Toby Siddall, managing director and UKI utilities lead, Accenture

Customers increasingly expect AI-enabled utilities services to match and even exceed their experiences with other sectors that are early adopters of the technology, whether it is chat boxes on retail websites or smart recommendations on social media platforms.

AI can undoubtedly help customer service centres reduce incoming enquiries as people increasingly resolve simple requests for themselves. But simply reducing the number of customer service staff should not be the ultimate goal for businesses. “We might be able to employ AI to reduce the number of agents processing address and subscription changes, but we still need to invest in customer service staff to deal with complex, emotional issues and differentiate our brand,” says Richardson.

“Today’s smartphone empowered customer is more intelligent, they are more informed as they research issues, they are more complex, emotional and social. As a business we need to respond by ensuring that we have humans to provide empathy and have the time to resolve complex issues and go that extra mile to ensure that the customer is not just satisfied but a social advocate.”

Field marshals

Susannah Richardson, director for field service and contact centre solutions, IFS

Beyond using AI to improve engagement with customers, there is scope for the technology to help utilities deliver more responsive repairs in the field.

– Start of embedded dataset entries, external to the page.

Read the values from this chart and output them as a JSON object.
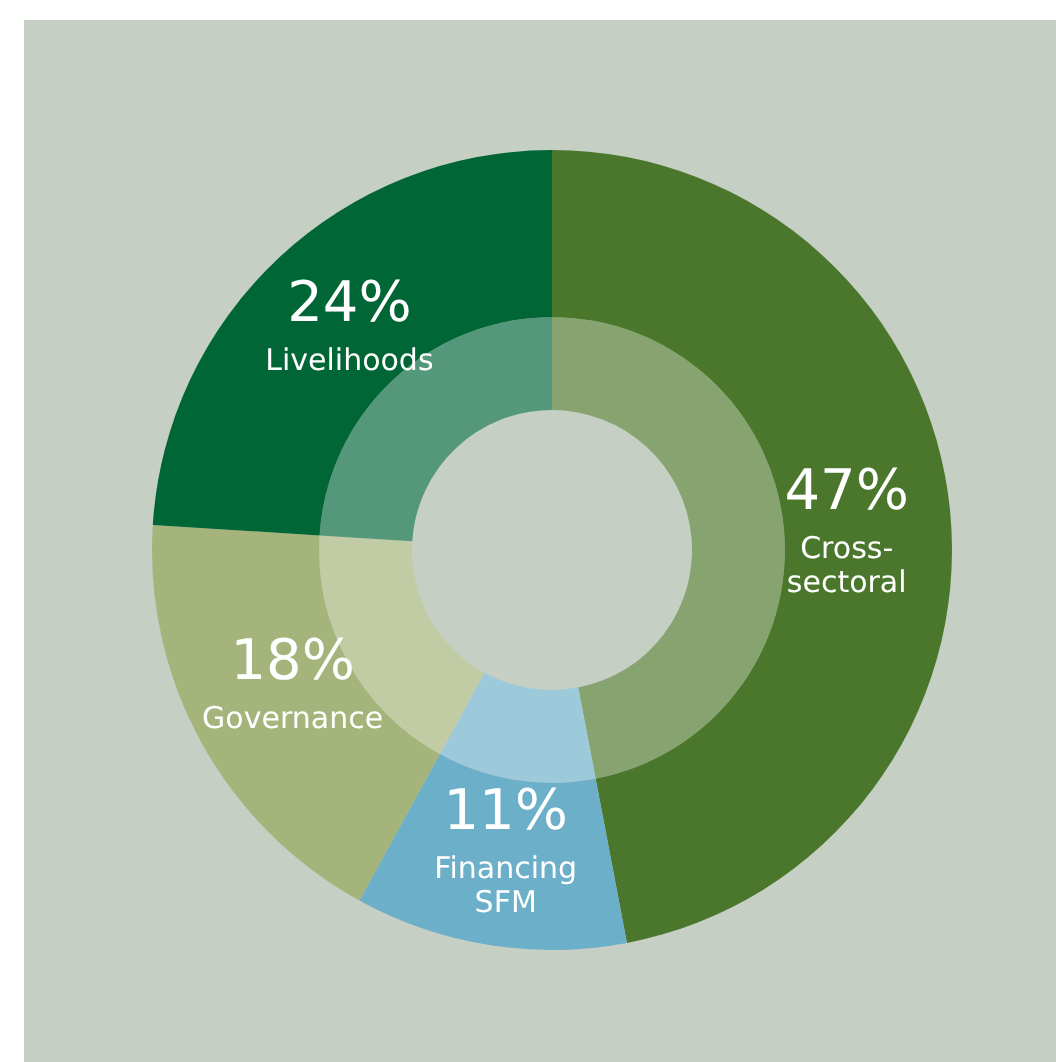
{
  "chart_data": {
    "type": "donut",
    "categories": [
      "Cross-sectoral",
      "Financing SFM",
      "Governance",
      "Livelihoods"
    ],
    "series": [
      {
        "values": [
          47,
          11,
          18,
          24
        ],
        "colors": [
          "#4a772c",
          "#6cafc8",
          "#a4b47b",
          "#006636"
        ],
        "value_labels": [
          "47%",
          "11%",
          "18%",
          "24%"
        ]
      },
      {
        "values": [
          47,
          11,
          18,
          24
        ],
        "colors": [
          "#87a470",
          "#9ccadb",
          "#c2cca4",
          "#55977a"
        ]
      }
    ],
    "legend": false
  }
}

While the adoption of AI in the field is in the early stages of development, there are already a few common use cases. “The simplest is to help customers help themselves: before they make that call to the support centre, a chatbot or online triage employing NLP can be used to diagnose and frequently resolve the issue,” says Susannah Richardson, director for field service and contact centre solutions at IFS (pictured). “Research shows that customers would much rather use self-service to resolve most issues if given the option.”

If an issue remains unresolved, or the customer chooses to go straight to the support centre, the agent is empowered with the knowledge base and tools to diagnose and remotely resolve the issue, potentially negating the need for an engineer. “In the background, AI can be employed to increase the accuracy and probability of resolution, analysing the likely failure modes for a specific asset,” says Richardson.

If the fault requires a field technician to repair the issue, then the data from the triage, plus data on the in-field asset, can be analysed to ensure that the technician dispatched has the appropriate boot stock to provide a first-time fix, she adds.